Function Level Profiling

Last updated on 2024-03-28 | Edit this page

Estimated time: 40 minutes

Overview

Questions

  • When is function level profiling appropriate?
  • How can cProfile and snakeviz be used to profile a Python program?
  • How are the outputs from function level profiling interpreted?

Objectives

  • execute a Python program via cProfile to collect profiling information about a Python program’s execution
  • use snakeviz to visualise profiling information output by cProfile
  • interpret snakeviz views, to identify the functions where time is being spent during a program’s execution

Introduction


Software is typically comprised of a hierarchy of function calls, both functions written by the developer and those used from the language’s standard library and third party packages.

Function-level profiling analyses where time is being spent with respect to functions. Typically function-level profiling will calculate the number of times each function is called and the total time spent executing each function, inclusive and exclusive of child function calls.

This allows functions that occupy a disproportionate amount of the total runtime to be quickly identified and investigated.

In this episode we will cover the usage of the function-level profiler cProfile, how it’s output can be visualised with snakeviz and how the output can be interpreted.

What is a Call Stack?

The call stack keeps track of the active hierarchy of function calls and their associated variables.

As a stack it is a last-in first-out (LIFO) data structure.

A greyscale diagram showing a (call)stack, containing 5 stack frame. Two additional stack frames are shown outside the stack, one is marked as entering the call stack with an arrow labelled push and the other is marked as exiting the call stack labelled pop.
A diagram of a call stack

When a function is called, a frame to track it’s variables and metadata is pushed to the call stack. When that same function finishes and returns, it is popped from the stack and variables local to the function are dropped.

If you’ve ever seen a stack overflow error, this refers to the call stack becoming too large. These are typically caused by recursive algorithms, whereby a function calls itself, that don’t exit early enough.

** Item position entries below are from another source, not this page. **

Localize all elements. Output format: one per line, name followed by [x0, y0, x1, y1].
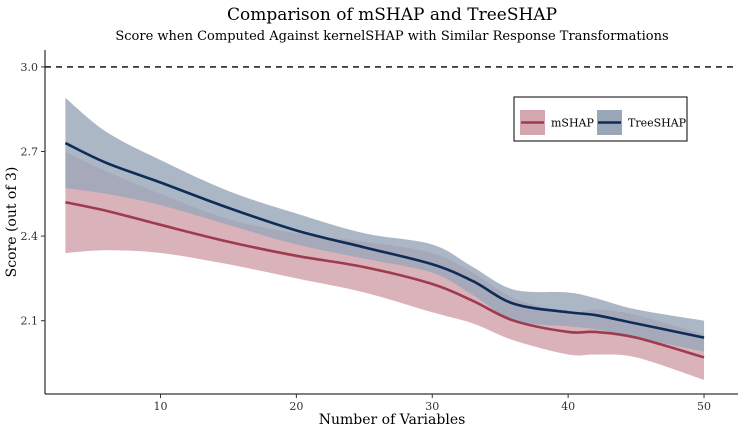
- x-tick-label: 40: [561, 400, 575, 413]
- chart-subtitle: Score when Computed Against kernelSHAP w…: [115, 29, 668, 44]
- y-ticks: 2.1 2.4 2.7 3.0: [21, 61, 45, 328]
- x-axis-title: Number of Variables: [319, 412, 466, 428]
- x-ticks: 10 20 30 40 50: [154, 394, 711, 413]
- legend-label-treeshap: TreeSHAP: [628, 117, 687, 130]
- x-tick-label: 50: [697, 400, 711, 413]
- line-mshap: [65, 200, 705, 359]
- y-tick-label: 2.4: [21, 230, 39, 243]
- x-tick-label: 20: [289, 400, 303, 413]
- y-tick-label: 2.1: [21, 315, 39, 328]
- x-tick-label: 10: [154, 400, 168, 413]
- legend: mSHAP TreeSHAP: [513, 96, 688, 142]
- line-treeshap: [64, 141, 705, 339]
- chart-title: Comparison of mSHAP and TreeSHAP: [227, 5, 557, 25]
- legend-label-mshap: mSHAP: [551, 117, 595, 130]
- y-tick-label: 3.0: [21, 61, 39, 74]
- series-lines: [64, 141, 705, 359]
- band-treeshap: [65, 97, 705, 352]
- y-tick-label: 2.7: [21, 146, 39, 159]
- confidence-bands: [65, 97, 705, 380]
- y-axis-title: Score (out of 3): [4, 167, 20, 278]
- x-tick-label: 30: [425, 400, 439, 413]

Within Python the current call-stack can be printed using the core traceback package, traceback.print_stack() will print the current call stack.

The below example:

PYTHON

import traceback

def a():
    b1()
    b2()
def b1():
    pass
def b2():
    c()
def c():
    traceback.print_stack()

a()

Here we can see that the printing of the stack trace is called in c(), which is called by b2(), which is called by a(), which is called from global scope.

Hence, this prints the following call stack:

OUTPUT

  File "C:\call_stack.py", line 13, in <module>
    a()
  File "C:\call_stack.py", line 5, in a
    b2()
  File "C:\call_stack.py", line 9, in b2
    c()
  File "C:\call_stack.py", line 11, in c
    traceback.print_stack()

The first line states the file and line number where a() was called from (the last line of code in the file shown). The second line states that it was the function a() that was called, this could include it’s arguments. The third line then repeats this pattern, stating the line number where b2() was called inside a(). This continues until the call to traceback.print_stack() is reached.

You may see stack traces like this when an unhandled exception is thrown by your code.

In this instance the base of the stack has been printed first, other visualisations of call stacks may use the reverse ordering.

cProfile


cProfile is a function-level profiler provided as part of the Python standard library.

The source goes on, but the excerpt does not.